Monat: März 2020

Position der GRÜNEN zum Erhalt des Grüngürtels

Nachdem die Fraktion der GRÜNEN immer wieder und auch im Kommunal – Wahlkampf 2019 auf Flugblättern der Bevölkerung versicherte, dass sie sich für den weitgehenden Erhalt der Bäume am Haltepunkt Süd einsetzt, haben wir nun schriftlich angefragt, was bisher von der Partei unternommen wurde, um dieses  Versprechen einzulösen.

OFFENER BRIEF AN DIE GRÜNEN

Ausschnitt aus unserem Schreiben im März 2020

Sie haben im Kommunalwahlkampf 2019 und in öffentlichen Beiträgen Ihren Standpunkt zum weitgehenden Erhalt der Bäume und Böschungen hervorgehoben und klar als Ihre Ziele formuliert

Diese Ziele sind in den aktuellen Planungen für den Haltepunkt aber nicht realisiert, worüber wir als Bürgerinitiative bereits mit Ihnen gesprochen haben. Das letzte Treffen fand Dienstag, 13. November 2018 statt, wo wir mit Ihren Vertretern Frau Münch-Weinmann und Herrn Czerny die Sachlage besprochen haben. Die Bemühungen zum Erhalt der Bäume sowie der Böschung haben Sie dabei erneut beteuert, einen Nachweis zur Umsetzbarkeit konnten Sie jedoch nicht vorlegen. Ebenso wenig wie mögliche Auswirkungen auf die Kosten für das Projekt.

Abseits der Kostenfrage kommen alle von uns befragten Experten zum Ergebnis, dass der Erhalt der Bäume und großer Teile der Böschung am geplanten Standort technisch nicht realisierbar ist. Da seit unserem Treffen nun bereits 16 Monate vergangen sind und der Erörterungstermin unmittelbar bevorsteht, bitten wir Sie um Beantwortung der folgenden Fragen:

Frage: Wie viele der 31 Bäume*  können und werden erhalten bleiben? (*nachweislich Bestandsaufnahme DB)
Frage: Wird die Böschung erhalten bleiben und wenn nur teilweise, wie viele lfdm Böschung gehen verloren?

Frage: Wie sieht die technische Umsetzung aus und was muss in der Planung alles verändert werden? (Nach derzeitigen Planung werden beispielsweise alle Bäume gefällt!)

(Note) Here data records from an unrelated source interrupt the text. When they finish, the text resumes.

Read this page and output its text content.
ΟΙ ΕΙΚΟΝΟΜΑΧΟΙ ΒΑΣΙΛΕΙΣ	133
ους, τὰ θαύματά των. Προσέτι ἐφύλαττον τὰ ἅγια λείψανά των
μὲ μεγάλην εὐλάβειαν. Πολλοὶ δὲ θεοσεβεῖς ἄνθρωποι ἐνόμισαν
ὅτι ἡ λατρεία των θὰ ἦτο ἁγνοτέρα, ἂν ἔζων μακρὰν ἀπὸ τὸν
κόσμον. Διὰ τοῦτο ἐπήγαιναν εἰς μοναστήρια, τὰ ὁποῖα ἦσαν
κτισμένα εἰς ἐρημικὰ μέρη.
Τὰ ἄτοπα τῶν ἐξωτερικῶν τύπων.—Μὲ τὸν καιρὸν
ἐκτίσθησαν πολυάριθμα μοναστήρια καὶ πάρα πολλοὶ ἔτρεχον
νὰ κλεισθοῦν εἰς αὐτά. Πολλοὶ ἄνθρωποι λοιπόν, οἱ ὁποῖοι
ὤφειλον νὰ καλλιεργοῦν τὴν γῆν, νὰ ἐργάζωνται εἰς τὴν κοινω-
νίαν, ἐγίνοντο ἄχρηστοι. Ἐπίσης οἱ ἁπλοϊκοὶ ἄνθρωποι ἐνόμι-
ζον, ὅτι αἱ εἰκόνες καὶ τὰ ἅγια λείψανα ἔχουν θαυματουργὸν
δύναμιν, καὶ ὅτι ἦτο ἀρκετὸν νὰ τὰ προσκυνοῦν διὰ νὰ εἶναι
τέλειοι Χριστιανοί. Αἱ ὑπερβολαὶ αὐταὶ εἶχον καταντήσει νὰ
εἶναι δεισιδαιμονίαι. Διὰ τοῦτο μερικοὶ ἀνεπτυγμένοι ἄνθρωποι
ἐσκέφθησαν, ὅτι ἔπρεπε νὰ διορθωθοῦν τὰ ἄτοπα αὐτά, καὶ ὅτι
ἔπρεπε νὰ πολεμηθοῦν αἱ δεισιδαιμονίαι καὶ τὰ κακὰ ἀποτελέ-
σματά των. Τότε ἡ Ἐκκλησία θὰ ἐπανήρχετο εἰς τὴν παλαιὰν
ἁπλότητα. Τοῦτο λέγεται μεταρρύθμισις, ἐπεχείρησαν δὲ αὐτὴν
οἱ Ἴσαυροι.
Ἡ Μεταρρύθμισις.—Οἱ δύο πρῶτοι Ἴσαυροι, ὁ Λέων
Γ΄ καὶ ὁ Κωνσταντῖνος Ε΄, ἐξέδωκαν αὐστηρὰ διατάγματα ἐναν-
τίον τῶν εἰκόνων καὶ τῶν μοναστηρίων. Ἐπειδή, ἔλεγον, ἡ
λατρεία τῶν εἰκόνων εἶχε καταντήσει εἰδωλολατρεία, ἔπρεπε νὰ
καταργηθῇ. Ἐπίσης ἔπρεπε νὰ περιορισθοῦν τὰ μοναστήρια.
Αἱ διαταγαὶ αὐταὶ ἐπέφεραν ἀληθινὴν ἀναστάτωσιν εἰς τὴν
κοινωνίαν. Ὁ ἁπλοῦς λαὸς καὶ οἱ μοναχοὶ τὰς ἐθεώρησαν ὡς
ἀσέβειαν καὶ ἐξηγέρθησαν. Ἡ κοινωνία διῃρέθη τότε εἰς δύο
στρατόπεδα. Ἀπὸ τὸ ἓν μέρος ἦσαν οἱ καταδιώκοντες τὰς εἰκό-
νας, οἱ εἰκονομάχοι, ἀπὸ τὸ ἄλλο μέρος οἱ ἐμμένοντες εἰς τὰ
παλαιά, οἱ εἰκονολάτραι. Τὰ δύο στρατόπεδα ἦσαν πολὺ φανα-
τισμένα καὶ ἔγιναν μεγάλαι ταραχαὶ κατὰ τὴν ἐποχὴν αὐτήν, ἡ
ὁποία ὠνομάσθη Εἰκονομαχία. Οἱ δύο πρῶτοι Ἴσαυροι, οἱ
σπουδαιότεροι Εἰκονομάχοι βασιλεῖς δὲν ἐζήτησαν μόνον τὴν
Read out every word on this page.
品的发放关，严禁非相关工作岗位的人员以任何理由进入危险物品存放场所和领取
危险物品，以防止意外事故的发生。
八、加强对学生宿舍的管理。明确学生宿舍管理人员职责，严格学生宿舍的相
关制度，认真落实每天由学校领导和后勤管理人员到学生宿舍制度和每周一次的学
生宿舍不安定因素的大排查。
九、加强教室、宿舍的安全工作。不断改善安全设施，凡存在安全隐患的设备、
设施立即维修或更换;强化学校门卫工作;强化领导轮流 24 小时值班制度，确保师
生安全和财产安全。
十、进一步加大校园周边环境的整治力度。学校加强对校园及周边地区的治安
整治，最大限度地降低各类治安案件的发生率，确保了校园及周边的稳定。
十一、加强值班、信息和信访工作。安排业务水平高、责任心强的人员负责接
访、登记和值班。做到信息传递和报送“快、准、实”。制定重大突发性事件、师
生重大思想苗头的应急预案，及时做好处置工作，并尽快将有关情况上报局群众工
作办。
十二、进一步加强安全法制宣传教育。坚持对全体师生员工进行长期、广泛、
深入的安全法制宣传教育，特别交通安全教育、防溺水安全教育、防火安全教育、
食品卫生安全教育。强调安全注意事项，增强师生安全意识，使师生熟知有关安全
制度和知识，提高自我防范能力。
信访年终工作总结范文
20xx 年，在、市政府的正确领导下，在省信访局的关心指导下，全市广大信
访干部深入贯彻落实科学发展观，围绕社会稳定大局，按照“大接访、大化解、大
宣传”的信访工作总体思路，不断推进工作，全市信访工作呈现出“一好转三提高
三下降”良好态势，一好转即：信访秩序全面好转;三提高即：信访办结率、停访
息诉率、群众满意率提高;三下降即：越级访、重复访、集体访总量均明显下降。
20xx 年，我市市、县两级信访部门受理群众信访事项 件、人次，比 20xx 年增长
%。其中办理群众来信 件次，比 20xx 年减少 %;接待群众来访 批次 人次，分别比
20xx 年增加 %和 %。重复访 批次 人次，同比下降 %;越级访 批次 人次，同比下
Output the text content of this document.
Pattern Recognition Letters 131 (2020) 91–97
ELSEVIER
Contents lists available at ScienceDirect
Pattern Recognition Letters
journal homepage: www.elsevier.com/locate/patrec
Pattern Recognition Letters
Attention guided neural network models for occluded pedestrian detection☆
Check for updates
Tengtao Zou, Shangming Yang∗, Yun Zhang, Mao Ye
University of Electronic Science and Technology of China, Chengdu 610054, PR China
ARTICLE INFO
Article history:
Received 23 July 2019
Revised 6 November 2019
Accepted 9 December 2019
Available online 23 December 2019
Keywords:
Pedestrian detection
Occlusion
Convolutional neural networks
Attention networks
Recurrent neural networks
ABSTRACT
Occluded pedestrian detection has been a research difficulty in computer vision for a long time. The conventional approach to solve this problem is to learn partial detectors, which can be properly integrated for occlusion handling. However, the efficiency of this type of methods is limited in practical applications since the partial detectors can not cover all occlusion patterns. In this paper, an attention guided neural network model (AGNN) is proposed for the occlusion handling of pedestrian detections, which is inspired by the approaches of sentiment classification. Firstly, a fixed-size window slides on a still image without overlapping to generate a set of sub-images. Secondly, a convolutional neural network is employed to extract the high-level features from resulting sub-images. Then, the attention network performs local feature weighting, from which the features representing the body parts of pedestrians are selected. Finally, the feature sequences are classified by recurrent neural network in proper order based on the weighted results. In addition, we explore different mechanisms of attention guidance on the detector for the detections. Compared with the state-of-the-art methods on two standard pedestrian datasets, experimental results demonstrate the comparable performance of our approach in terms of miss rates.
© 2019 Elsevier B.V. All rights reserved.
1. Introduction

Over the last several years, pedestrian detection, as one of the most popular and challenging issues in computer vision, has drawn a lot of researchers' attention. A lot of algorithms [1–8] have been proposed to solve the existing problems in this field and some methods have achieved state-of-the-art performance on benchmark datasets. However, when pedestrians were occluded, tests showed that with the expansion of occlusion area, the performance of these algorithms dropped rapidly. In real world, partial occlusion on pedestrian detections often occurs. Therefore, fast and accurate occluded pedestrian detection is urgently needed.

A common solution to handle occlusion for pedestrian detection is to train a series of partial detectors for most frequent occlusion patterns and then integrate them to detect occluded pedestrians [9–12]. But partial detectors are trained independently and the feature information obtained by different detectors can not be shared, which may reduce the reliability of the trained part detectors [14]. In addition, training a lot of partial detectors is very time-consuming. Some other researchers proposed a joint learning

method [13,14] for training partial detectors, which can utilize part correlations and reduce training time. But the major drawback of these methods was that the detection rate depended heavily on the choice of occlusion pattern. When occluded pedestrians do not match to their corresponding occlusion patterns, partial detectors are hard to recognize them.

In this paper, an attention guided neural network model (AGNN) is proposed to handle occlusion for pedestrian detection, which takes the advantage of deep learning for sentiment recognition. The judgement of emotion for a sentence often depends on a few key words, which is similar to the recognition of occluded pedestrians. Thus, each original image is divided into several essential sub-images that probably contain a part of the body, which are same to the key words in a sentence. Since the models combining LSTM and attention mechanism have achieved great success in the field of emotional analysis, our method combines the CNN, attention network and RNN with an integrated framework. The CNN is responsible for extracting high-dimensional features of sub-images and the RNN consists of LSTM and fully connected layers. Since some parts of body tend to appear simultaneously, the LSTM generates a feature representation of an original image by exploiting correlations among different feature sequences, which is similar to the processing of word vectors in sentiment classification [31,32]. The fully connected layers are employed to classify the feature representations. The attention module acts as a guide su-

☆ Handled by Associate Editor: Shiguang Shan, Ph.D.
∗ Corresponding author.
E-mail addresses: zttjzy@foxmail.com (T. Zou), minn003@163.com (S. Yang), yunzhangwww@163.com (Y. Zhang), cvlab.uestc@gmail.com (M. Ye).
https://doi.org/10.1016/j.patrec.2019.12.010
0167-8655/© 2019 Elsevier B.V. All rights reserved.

Frage: Wie bringt sich die grüne Fraktion in das Erörterungsverfahren ein?
Werden Sie Ihre Forderungen nach Erhalt der Bäume und der Böschung hier durchsetzen?

Frage: Wie bringen Sie diese Forderung in möglichen nachgelagerten Stadtratsbeschlüssen ein? 

Halten Sie Ihr Versprechen, sich für den Erhalt einzusetzen und stimmen einer Umsetzung nicht zu, falls Ihre Forderungen nicht realisiert werden?

Die Antwort wurde für die 12. KW angekündigt – wir werden die Reaktion hier öffentlich machen!

Erörterungstermin am 4. Mai

Nach unseren Informationen soll im Zuge des Planfeststellungsverfahrens am Montag, 4. Mai 2020 der öffentliche Anhörungstermin stattfinden. Dieser wird vom Landesbetrieb Mobilität mit Sitz in Koblenz organisiert. Danach wird vom Eisenbahnbundesamt endgültig über die Plangenehmigung entschieden.

Erst dann hätte die Stadt Baurecht. In der Folge muss der Stadtrat den Bau zuerst beschließen und dann auch die Mittel dafür im Haushalt bereitstellen. Das Planfeststellungsverfahren zum S-Bahn-Haltepunkt Süd wurde am 11. Mai 2017 im Stadtrat beschlossen und von der Mehrheit der Mitglieder des Stadtrates mit den Stimmen der CDU, B90/Grünen und BGS und gegen die Stimmen der Fraktionen von SPD, SWG, Linke, FDP, FWS und Röbosch  angenommen. Dieser Beschluss ist zunächst einmal bindend und kann nicht aufgehoben werden.

Im Frühjahr 2017 hatten Bürger, betroffene Institutionen und Parteien die Möglichkeit, die Unterlagen im Stadthaus einzusehen und in einem befristeten Zeitraum ihren Einspruch mit entsprechender Begründung beim Landesbetrieb Mobilität zu erheben. Mehrere hundert Einsprüche gingen ein und wurden in den letzten zwei Jahren bearbeitet. Bei der Größenordnung der Einspruchsteller wird auf persönliche Einladung zum Erörterungstermin verzichtet und der Termin wird über die Presse veröffentlicht.